Entre janeiro e maio deste ano, foram registrados 707 boletins de ocorrência relacionados a crimes contra pessoas idosas no estado. O número resultou na instauração de 166 inquéritos pela Delegacia de Proteção ao Idoso e à Pessoa com Deficiência, unidade especializada da Polícia Civil. Nesse mesmo período, cinco pessoas foram presas em flagrante, representando um aumento de 150% em relação ao ano anterior.
A resposta à violência, no entanto, não se limita ao campo repressivo. O Grupo de Apoio às Vítimas de Violência (GAVV), ligado ao Comando de Prevenção e Apoio às Comunidades da Polícia Militar, desenvolve um trabalho contínuo com foco na prevenção e no acolhimento. Por meio do policiamento comunitário, agentes constroem vínculos com a população, facilitando o acesso das vítimas aos serviços de segurança e apoio psicológico.
O coronel Mendes, comandante do Copac, reforça o compromisso da corporação com a dignidade dos mais velhos. Ele destaca a atuação de equipes especializadas, que oferecem desde orientações educativas até o acompanhamento direto em situações de risco. Segundo ele, ações como essas contribuem para garantir que os idosos possam envelhecer com mais segurança e respeito dentro das comunidades em que vivem.

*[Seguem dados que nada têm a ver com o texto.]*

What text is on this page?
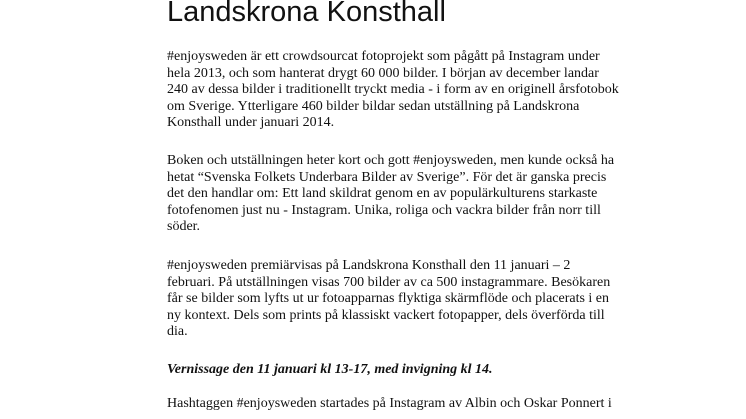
Landskrona Konsthall

#enjoysweden är ett crowdsourcat fotoprojekt som pågått på Instagram under
hela 2013, och som hanterat drygt 60 000 bilder. I början av december landar
240 av dessa bilder i traditionellt tryckt media - i form av en originell årsfotobok
om Sverige. Ytterligare 460 bilder bildar sedan utställning på Landskrona
Konsthall under januari 2014.

Boken och utställningen heter kort och gott #enjoysweden, men kunde också ha
hetat “Svenska Folkets Underbara Bilder av Sverige”. För det är ganska precis
det den handlar om: Ett land skildrat genom en av populärkulturens starkaste
fotofenomen just nu - Instagram. Unika, roliga och vackra bilder från norr till
söder.

#enjoysweden premiärvisas på Landskrona Konsthall den 11 januari – 2
februari. På utställningen visas 700 bilder av ca 500 instagrammare. Besökaren
får se bilder som lyfts ut ur fotoapparnas flyktiga skärmflöde och placerats i en
ny kontext. Dels som prints på klassiskt vackert fotopapper, dels överförda till
dia.

Vernissage den 11 januari kl 13-17, med invigning kl 14.

Hashtaggen #enjoysweden startades på Instagram av Albin och Oskar Ponnert i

Apesar do aparato legal que garante os direitos da população idosa, como o Estatuto da Pessoa Idosa, muitos ainda desconhecem que agressões verbais, abandono, negligência médica, exploração financeira e até a recusa de acesso a serviços básicos são, sim, formas de violência e passíveis de punição. Em casos mais graves, quando há lesão corporal grave ou morte, a pena pode chegar a até 12 anos de reclusão.
A população pode e deve denunciar casos de violência. Além do Disque 100, que funciona 24 horas por dia, a Secretaria da Segurança Pública disponibiliza canais diretos como o telefone e o e-mail da Delegacia de Proteção ao Idoso, o WhatsApp do Disque-Denúncia e a plataforma online “e-denúncia”, todos com sigilo garantido.
Em um cenário em que a população brasileira envelhece rapidamente, garantir o respeito e a integridade dos idosos é um dever coletivo. Tornar visível essa violência é o primeiro passo para combatê-la.